Версо шеей ведет, отзываются хрустнувшие позвонки глухими щелчками, мешаются с гулом бродящего мимо скал ветра и долетающего из-за поворота горького привкуса дыма, мешающегося с терпким виноградом откупоренных мехов. Он лишь только хмыкает, бедняга Эскье всегда был падок на красивых женщин и их мольбы, особенно, когда они выражали столь активную заинтересованность его внутренним миром, в котором плескалось взбалтываемое вино.
— А королева горы будет делиться награбленным или совесть не позволит вернуться к владельцу? — Он приземляется рядом с Сиэль, костер ярко горит, мелькает искрами разлившегося ихора и яркими масляными кляксами, тянет жаром и чадящим смогом сыроватого хвороста, которого набрали в низине у ручья. Здесь всегда одно и то же время года, иногда холодней, иногда теплее, меняется лишь только там, куда путь держишь, если хочешь изменений, хрустящего под ногами снега или душного и влажного воздуха побережья, на котором маленькие создания веселятся в простоте своей души и пытаются копировать человеческие игры, добавляя в них свой уровень куража, от которого у любого другого человека моментально сведет мышцы в судорогах от перенапряжения.

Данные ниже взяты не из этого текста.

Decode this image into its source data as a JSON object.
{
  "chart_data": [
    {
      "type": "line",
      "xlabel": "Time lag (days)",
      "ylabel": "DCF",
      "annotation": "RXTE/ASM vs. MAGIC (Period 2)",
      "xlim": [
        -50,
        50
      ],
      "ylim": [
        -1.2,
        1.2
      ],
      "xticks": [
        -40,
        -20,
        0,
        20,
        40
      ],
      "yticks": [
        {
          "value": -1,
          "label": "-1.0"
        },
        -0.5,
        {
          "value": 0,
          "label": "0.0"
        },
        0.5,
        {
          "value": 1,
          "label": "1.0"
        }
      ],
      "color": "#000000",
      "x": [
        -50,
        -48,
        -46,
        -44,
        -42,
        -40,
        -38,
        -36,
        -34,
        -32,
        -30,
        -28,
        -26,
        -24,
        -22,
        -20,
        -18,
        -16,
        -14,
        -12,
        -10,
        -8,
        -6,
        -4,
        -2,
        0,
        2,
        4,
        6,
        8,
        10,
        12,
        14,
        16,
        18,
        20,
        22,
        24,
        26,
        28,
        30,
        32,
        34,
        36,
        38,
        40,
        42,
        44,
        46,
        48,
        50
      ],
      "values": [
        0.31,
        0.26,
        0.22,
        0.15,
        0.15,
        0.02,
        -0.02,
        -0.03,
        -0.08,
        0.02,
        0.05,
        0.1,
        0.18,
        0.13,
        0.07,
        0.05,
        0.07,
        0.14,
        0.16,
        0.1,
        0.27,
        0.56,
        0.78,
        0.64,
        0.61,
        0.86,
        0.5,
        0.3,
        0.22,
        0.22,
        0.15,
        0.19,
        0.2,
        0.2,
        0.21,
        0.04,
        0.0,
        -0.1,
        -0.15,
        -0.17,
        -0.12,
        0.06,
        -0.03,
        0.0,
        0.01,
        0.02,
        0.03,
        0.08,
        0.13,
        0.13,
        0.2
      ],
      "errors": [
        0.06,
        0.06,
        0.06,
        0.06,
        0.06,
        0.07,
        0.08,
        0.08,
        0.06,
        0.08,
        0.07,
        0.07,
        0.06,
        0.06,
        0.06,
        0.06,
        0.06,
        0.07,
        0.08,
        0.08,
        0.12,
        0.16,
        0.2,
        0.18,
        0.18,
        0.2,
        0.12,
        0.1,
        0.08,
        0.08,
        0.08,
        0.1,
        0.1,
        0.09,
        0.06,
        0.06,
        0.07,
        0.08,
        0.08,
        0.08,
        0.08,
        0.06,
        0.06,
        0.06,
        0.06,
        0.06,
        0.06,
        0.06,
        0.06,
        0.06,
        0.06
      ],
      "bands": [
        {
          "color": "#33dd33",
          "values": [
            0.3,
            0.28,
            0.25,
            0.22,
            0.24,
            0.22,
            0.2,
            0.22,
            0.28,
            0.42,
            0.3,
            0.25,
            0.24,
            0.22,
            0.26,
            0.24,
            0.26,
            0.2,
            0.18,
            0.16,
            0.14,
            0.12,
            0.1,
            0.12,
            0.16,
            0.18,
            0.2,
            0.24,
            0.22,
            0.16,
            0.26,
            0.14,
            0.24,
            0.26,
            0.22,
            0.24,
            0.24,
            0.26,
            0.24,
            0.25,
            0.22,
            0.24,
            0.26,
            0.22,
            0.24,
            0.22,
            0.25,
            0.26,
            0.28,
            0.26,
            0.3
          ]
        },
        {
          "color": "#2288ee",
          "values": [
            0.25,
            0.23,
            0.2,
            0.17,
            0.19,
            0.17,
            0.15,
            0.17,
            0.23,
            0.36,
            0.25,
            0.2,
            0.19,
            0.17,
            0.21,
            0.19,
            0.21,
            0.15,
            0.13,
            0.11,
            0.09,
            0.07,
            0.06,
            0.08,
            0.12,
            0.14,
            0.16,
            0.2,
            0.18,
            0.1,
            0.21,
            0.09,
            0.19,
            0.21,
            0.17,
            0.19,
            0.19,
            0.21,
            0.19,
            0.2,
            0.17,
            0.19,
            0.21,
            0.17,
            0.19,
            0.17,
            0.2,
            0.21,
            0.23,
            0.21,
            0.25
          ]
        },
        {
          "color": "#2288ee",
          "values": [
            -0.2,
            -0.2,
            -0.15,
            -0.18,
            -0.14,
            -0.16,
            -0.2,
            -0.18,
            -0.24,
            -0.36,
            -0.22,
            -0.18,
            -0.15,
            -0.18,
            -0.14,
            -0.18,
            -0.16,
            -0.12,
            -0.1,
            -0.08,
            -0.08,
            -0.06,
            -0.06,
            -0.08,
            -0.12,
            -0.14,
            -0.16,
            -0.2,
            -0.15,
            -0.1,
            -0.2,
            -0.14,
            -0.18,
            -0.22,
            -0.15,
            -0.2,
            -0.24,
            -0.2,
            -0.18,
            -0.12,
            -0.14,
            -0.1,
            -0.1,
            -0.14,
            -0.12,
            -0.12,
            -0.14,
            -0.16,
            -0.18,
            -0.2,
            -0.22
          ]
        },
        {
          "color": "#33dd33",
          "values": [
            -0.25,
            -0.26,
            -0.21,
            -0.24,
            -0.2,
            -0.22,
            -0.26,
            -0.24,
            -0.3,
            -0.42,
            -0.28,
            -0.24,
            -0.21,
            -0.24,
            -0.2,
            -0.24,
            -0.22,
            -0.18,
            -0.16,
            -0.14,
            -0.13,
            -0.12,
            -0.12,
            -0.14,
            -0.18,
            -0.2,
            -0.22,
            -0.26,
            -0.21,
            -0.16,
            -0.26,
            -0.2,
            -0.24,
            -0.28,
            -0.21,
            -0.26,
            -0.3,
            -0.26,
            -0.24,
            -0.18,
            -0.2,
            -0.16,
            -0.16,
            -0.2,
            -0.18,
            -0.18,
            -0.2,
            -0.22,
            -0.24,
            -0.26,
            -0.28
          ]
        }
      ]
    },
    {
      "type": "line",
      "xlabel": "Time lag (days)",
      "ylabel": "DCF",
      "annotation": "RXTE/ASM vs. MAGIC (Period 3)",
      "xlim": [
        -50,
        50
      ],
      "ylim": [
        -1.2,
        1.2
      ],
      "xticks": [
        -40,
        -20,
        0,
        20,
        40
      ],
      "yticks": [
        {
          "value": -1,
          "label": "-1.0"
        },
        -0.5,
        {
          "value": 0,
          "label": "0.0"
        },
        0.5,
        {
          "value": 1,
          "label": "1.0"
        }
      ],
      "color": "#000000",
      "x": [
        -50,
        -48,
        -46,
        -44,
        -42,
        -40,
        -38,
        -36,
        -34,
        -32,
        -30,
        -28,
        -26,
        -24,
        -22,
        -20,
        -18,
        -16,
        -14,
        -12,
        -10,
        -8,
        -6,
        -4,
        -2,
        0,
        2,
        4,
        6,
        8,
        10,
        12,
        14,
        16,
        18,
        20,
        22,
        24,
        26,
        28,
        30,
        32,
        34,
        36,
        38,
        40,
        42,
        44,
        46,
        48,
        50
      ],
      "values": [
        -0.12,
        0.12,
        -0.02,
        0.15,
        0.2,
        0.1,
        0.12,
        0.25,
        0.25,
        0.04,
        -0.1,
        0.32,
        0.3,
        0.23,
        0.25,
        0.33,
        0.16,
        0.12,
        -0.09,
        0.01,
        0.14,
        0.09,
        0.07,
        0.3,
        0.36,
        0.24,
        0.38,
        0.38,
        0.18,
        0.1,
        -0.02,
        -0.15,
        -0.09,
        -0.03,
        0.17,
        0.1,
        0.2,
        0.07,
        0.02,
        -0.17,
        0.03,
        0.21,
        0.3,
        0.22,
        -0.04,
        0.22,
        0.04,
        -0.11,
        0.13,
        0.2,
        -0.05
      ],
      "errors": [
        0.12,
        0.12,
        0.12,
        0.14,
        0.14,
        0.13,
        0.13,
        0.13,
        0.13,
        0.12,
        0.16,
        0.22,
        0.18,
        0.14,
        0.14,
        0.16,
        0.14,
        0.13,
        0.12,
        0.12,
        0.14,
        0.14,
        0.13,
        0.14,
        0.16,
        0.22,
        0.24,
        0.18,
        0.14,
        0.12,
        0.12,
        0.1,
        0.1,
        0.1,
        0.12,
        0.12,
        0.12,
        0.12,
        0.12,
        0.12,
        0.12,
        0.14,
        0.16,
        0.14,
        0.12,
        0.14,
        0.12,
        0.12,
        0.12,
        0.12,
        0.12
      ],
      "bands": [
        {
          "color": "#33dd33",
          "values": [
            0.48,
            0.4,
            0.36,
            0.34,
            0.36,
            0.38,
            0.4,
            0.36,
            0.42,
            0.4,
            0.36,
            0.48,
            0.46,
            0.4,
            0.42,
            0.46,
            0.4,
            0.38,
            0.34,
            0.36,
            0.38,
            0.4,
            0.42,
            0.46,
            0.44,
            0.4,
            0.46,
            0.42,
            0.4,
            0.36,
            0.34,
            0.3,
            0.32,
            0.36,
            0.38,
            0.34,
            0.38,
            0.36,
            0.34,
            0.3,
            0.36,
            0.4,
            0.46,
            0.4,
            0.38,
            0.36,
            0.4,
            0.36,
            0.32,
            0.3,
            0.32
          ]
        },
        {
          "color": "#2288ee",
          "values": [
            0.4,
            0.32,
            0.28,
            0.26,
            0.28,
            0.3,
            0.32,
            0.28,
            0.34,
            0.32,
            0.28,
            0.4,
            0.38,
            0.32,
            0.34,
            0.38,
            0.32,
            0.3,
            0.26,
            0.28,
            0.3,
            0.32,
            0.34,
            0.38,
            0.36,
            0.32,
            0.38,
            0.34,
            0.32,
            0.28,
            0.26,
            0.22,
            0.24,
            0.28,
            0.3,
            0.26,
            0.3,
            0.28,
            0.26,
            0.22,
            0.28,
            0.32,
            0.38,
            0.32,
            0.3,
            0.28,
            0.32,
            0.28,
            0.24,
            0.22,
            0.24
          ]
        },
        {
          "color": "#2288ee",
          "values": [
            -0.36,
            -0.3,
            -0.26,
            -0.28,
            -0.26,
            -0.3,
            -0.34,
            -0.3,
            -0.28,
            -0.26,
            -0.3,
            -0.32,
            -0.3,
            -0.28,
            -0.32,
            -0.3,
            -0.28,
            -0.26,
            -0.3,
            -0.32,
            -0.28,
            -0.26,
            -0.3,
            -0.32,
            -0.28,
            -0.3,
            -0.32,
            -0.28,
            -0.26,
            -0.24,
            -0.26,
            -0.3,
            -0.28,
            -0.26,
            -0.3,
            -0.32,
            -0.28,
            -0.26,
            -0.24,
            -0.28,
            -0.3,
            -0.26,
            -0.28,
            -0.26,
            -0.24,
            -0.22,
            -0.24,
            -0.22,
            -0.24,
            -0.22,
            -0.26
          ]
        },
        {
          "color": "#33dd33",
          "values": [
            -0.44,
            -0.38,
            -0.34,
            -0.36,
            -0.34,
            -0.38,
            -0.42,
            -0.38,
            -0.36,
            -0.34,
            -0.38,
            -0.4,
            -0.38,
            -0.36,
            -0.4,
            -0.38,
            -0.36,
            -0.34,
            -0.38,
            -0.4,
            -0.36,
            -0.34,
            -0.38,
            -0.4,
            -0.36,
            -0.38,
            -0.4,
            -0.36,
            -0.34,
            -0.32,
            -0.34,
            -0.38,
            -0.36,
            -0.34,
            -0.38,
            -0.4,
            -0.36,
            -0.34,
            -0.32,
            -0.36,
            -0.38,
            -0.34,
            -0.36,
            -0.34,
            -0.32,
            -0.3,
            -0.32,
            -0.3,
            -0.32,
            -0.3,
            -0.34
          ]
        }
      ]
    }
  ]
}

Версо перехватывает зеленую бутылку, жидкость внутри булькает призывно, мешает в темноте зелень и кармин, превращая все в черное марево, что тут же стекает по горлу вниз, чуть теплое, обжигающее и ухающее прямо в пустой желудок, принимаясь плескаться и мешаться с кислотой, разъедая стенки изнутри.
— Где Люнэ? — он рассматривает пустой лагерь, разбросанные вещи, разложенные спальники, неизвестно откуда притащенный граммофон с бутоном металического усилителя звука, что изрыгал из себя хрипловатые аккорды. Он видел, что Моноко потащил за собой Маэль, довольно размахивая одной из множества коллекционируемых ног, в полном предвкушении возможности опробовать новый аксессуар и обратиться в очередную яркую кляксу, которых здесь оставила Клеа - та самая, настоящая, жестокая, что смотрела на него, как смотрят обычно на паразитов, забравшихся в родной дом и пирующих на остатках, что бросили хозяева.
За девочку можно было не переживать, Моноко, в отличие от него, в отличие от всех остальных, не считая Эскье, все-таки обладал тем, чего лишены были все остальные нарисованные создания и пленники - часть души создателя. Детскими наивными представлениями о друзьях-приключенцах, что пускаются в этот большой мир, готовые встречать опасности. И как и Эскье, старый друг мог постоять не только за себя.
— Что тебе сегодня говорят карты? — Версо трет огрубевшей ладонью затылок, пальцы впиваются в обветренную, покрытую слоем пыли кожу и мышцы струнами отзываются, воют и по телу разносят натянутое чувство, смесью дискомфорта и удовлетворения. Холод земли мешается с жаром костра перед пыльными истоптанными сапогами, кидаются резкие черные тени за спины и уносят в пляс.